When I was little, my parents taught me one lesson early on: don’t play with fire. I may be burned, or I may burn something else accidentally. I was never to get too close to a campfire, never to touch a match. And yet that never stopped me from sitting in my favorite spot on most nights, directly in front of our fireplace, watching as golden and clementine hues danced before my young eyes; listening as the crackle and snap of wood offered sparks skyward. I was mesmerized every single time. There was frenetic energy, a swarm of possibility that came from those moments.
When I was 8 or 9, I arrived at school to find out that one of my friends’ homes had caught fire the night before and that she and her family had lost all their possessions. My mother and I drove by the shell that remained of their home a few days later, and I was stunned at the loss seen by my young eyes. As I sat that night in front of the fireplace, I remember thinking of the beauty and the loss. The warmth and the loss. The dancing and the weeping.
Throughout our biblical text, authors offer fire in a multiplicity of ways. We see it used when the Israelites offer animal sacrifices to God. It is used to lead God’s people through the desert in the form of lightning and warmth on cold nights. God descends on Mount Sinai “wrapped in smoke because the Lord had descended it on fire.” John the Baptist explains that in baptism, a repentant person is cleansed with the Holy Spirit and fire. Pentecost brings tongues of fire, and fire rests on the heads of the disciples in the Upper Room. We read that those who refuse to accept Jesus will be sent to a fiery pit for eternal suffering. These references (among a host of others unmentioned) – a blend of literal and metaphorical touchpoints – provide a framework for how fire, and its aftereffects, influence understanding.

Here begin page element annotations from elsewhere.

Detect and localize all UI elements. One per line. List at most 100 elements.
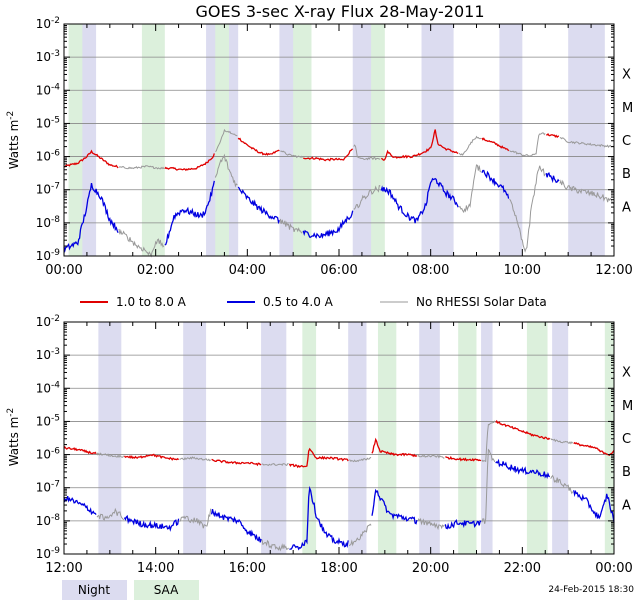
night-band-bottom-1 bbox=[183, 322, 207, 554]
y-tick-label-bottom-7: 10-2 bbox=[36, 314, 60, 329]
y-tick-label-base: 10 bbox=[36, 83, 51, 97]
saa-band-top-4 bbox=[371, 24, 385, 256]
flare-class-bottom-A: A bbox=[622, 498, 631, 513]
y-tick-label-bottom-2: 10-7 bbox=[36, 480, 60, 495]
night-band-top-6 bbox=[568, 24, 605, 256]
y-tick-label-base: 10 bbox=[36, 17, 51, 31]
x-tick-label-bottom-2: 16:00 bbox=[229, 561, 266, 576]
y-tick-label-base: 10 bbox=[36, 216, 51, 230]
y-tick-label-exp: -8 bbox=[51, 215, 60, 225]
y-tick-label-exp: -4 bbox=[51, 380, 60, 390]
y-tick-label-exp: -2 bbox=[51, 16, 60, 26]
background-legend: Night SAA bbox=[62, 580, 199, 600]
y-tick-label-exp: -6 bbox=[51, 447, 60, 457]
saa-band-top-3 bbox=[293, 24, 312, 256]
y-tick-label-exp: -3 bbox=[51, 49, 60, 59]
series-long-norhessi-top bbox=[118, 128, 615, 170]
y-tick-label-exp: -9 bbox=[51, 546, 60, 556]
night-band-top-3 bbox=[352, 24, 376, 256]
flare-class-top-M: M bbox=[622, 101, 633, 116]
series-short-norhessi-top bbox=[118, 153, 615, 258]
y-tick-label-base: 10 bbox=[36, 150, 51, 164]
legend-swatch-saa bbox=[134, 580, 199, 600]
flare-class-bottom-X: X bbox=[622, 366, 631, 381]
night-band-bottom-3 bbox=[348, 322, 367, 554]
y-tick-label-exp: -5 bbox=[51, 115, 60, 125]
y-tick-label-base: 10 bbox=[36, 547, 51, 561]
series-short-bottom bbox=[63, 458, 615, 551]
series-short-top bbox=[63, 169, 560, 253]
legend-swatch-night bbox=[62, 580, 127, 600]
saa-band-top-0 bbox=[68, 24, 83, 256]
y-tick-label-top-4: 10-5 bbox=[36, 115, 60, 130]
y-axis-label-top: Watts m-2 bbox=[6, 111, 21, 170]
series-legend: 1.0 to 8.0 A 0.5 to 4.0 A No RHESSI Sola… bbox=[80, 295, 547, 309]
y-tick-label-exp: -4 bbox=[51, 82, 60, 92]
y-tick-label-exp: -3 bbox=[51, 347, 60, 357]
flare-class-top-X: X bbox=[622, 68, 631, 83]
y-tick-label-bottom-4: 10-5 bbox=[36, 413, 60, 428]
night-band-top-5 bbox=[499, 24, 523, 256]
y-tick-label-bottom-6: 10-3 bbox=[36, 347, 60, 362]
night-band-bottom-2 bbox=[261, 322, 287, 554]
legend-label-saa: SAA bbox=[154, 583, 179, 597]
x-tick-label-top-0: 00:00 bbox=[45, 263, 82, 278]
y-tick-label-exp: -5 bbox=[51, 413, 60, 423]
x-tick-label-top-6: 12:00 bbox=[595, 263, 632, 278]
y-tick-label-base: 10 bbox=[36, 348, 51, 362]
y-axis-label-top-exp: -2 bbox=[6, 111, 16, 120]
y-tick-label-exp: -8 bbox=[51, 513, 60, 523]
y-tick-label-base: 10 bbox=[36, 183, 51, 197]
footer-timestamp: 24-Feb-2015 18:30 bbox=[548, 585, 634, 595]
series-long-norhessi-bottom bbox=[96, 420, 574, 467]
legend-label-norhessi: No RHESSI Solar Data bbox=[416, 295, 547, 309]
saa-band-bottom-3 bbox=[526, 322, 548, 554]
y-tick-label-top-5: 10-4 bbox=[36, 82, 61, 97]
flare-class-top-A: A bbox=[622, 200, 631, 215]
night-band-bottom-0 bbox=[98, 322, 122, 554]
x-tick-label-top-5: 10:00 bbox=[504, 263, 541, 278]
y-tick-label-bottom-3: 10-6 bbox=[36, 447, 61, 462]
x-tick-label-bottom-6: 00:00 bbox=[595, 561, 632, 576]
y-tick-label-base: 10 bbox=[36, 381, 51, 395]
y-tick-label-base: 10 bbox=[36, 414, 51, 428]
y-tick-label-top-6: 10-3 bbox=[36, 49, 60, 64]
x-tick-label-bottom-5: 22:00 bbox=[504, 561, 541, 576]
x-tick-label-top-1: 02:00 bbox=[137, 263, 174, 278]
y-tick-label-exp: -9 bbox=[51, 248, 60, 258]
y-tick-label-bottom-1: 10-8 bbox=[36, 513, 61, 528]
series-long-top bbox=[63, 129, 560, 172]
legend-label-short: 0.5 to 4.0 A bbox=[263, 295, 334, 309]
y-axis-label-bottom: Watts m-2 bbox=[6, 408, 21, 467]
flare-class-bottom-C: C bbox=[622, 432, 631, 447]
series-long-bottom bbox=[63, 419, 615, 469]
y-tick-label-base: 10 bbox=[36, 448, 51, 462]
x-tick-label-bottom-1: 14:00 bbox=[137, 561, 174, 576]
y-tick-label-top-7: 10-2 bbox=[36, 16, 60, 31]
y-tick-label-exp: -6 bbox=[51, 149, 60, 159]
x-tick-label-bottom-4: 20:00 bbox=[412, 561, 449, 576]
series-short-norhessi-bottom bbox=[96, 448, 574, 552]
saa-band-bottom-2 bbox=[458, 322, 477, 554]
y-tick-label-base: 10 bbox=[36, 514, 51, 528]
chart-title: GOES 3-sec X-ray Flux 28-May-2011 bbox=[196, 2, 485, 21]
night-band-bottom-6 bbox=[552, 322, 569, 554]
legend-label-night: Night bbox=[78, 583, 111, 597]
y-tick-label-bottom-0: 10-9 bbox=[36, 546, 61, 561]
flare-class-top-C: C bbox=[622, 134, 631, 149]
saa-band-bottom-0 bbox=[302, 322, 317, 554]
y-tick-label-exp: -7 bbox=[51, 182, 60, 192]
x-tick-label-top-4: 08:00 bbox=[412, 263, 449, 278]
bottom-panel: Watts m-2 10-910-810-710-610-510-410-310… bbox=[6, 314, 633, 576]
y-tick-label-top-1: 10-8 bbox=[36, 215, 61, 230]
saa-band-top-1 bbox=[141, 24, 165, 256]
legend-label-long: 1.0 to 8.0 A bbox=[116, 295, 187, 309]
y-tick-label-bottom-5: 10-4 bbox=[36, 380, 61, 395]
x-tick-label-top-2: 04:00 bbox=[229, 263, 266, 278]
y-axis-label-bottom-exp: -2 bbox=[6, 408, 16, 417]
flare-class-top-B: B bbox=[622, 167, 631, 182]
y-tick-label-base: 10 bbox=[36, 315, 51, 329]
top-panel: Watts m-2 10-910-810-710-610-510-410-310… bbox=[6, 16, 633, 278]
y-tick-label-base: 10 bbox=[36, 116, 51, 130]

Over the last two weeks, our faith family has been affected by fire. Early in the hours of Saturday morning, December 5, alarms rang out in the East Village of Manhattan. The 128-year-old building of Middle Collegiate Church was ablaze. As nearly 200 firefighters from across the city worked to put out the flames, one of the oldest congregations knew it would never see its beloved building restored. The Gothic-style sanctuary, with wood-paneled ceiling supported by three Howe trusses and five pairs of Gothic spandrels, was gone. Also destroyed were the iconic collection of stained-glass windows designed by the Tiffany Glass and Decorating Company. Designed from 19th-century paintings, Middle Church had used a darkening film behind images of Jesus, so his complexion better represented his region’s people. Convergence Board member and trusted thought partner, Rev. Dr. Jacqui Lewis, said in a statement, “we are devastated and crushed that our beloved physical sanctuary at Middle Collegiate Church has burned. And yet no fire can stop Revolutionary Love.”
This past Saturday night, two historically black congregations in the nation’s capital had their Black Lives Matters banners torn from their buildings and set on fire. The hate crime was perpetrated against Asbury Methodist Church and Metropolitan AME Church by people in D.C. taking part in a pro-Trump protest. Members of the Proud Boys and other groups burned these banners as they changed hate-filled rhetoric. Rev. William H. Lamar IV, the pastor of the Metropolitan AME, said in a Washington Post op-ed, “as a preacher, I view what happened in the yard of our church as a showdown between the God of the universe, the God of all people, the God incarnate in Jesus Christ, and the god of white supremacy. One God is for all. The other god is for some. One God has chosen humanity. The other god has chosen whiteness, imperialism and human subjugation.”
Convergence stands in solidarity and holy defiance with the people at Middle Church, Asbury Methodist Church and Metropolitan AME Church. We rejoice as we support you in rebuilding, reprinting, rehanging and recharging. We are defiant in the face of white supremacy. We celebrate the recreation of sanctuary in forms only dreams once held.
“God of all people” versus a “god of white supremacy.”
Flames that provide warmth versus fire that destroys the beautiful and important.
God that dances in the flames, livening them with Her energy.
Hell and brimstone that overshadow “on earth, as it is in Heaven.”
God that sees and embraces us in our loss.
Fire that causes the loss while encouraging a rise from ashes.
God that asks us to see the miracle of Advent in the nonbinary, the indigenous, the disabled, the pagan.
Fire that alights conviction in each of us to squash systemic injustice.
God that accompanies us in the waiting of season.
Fire that mesmerizes us as we look to the womb.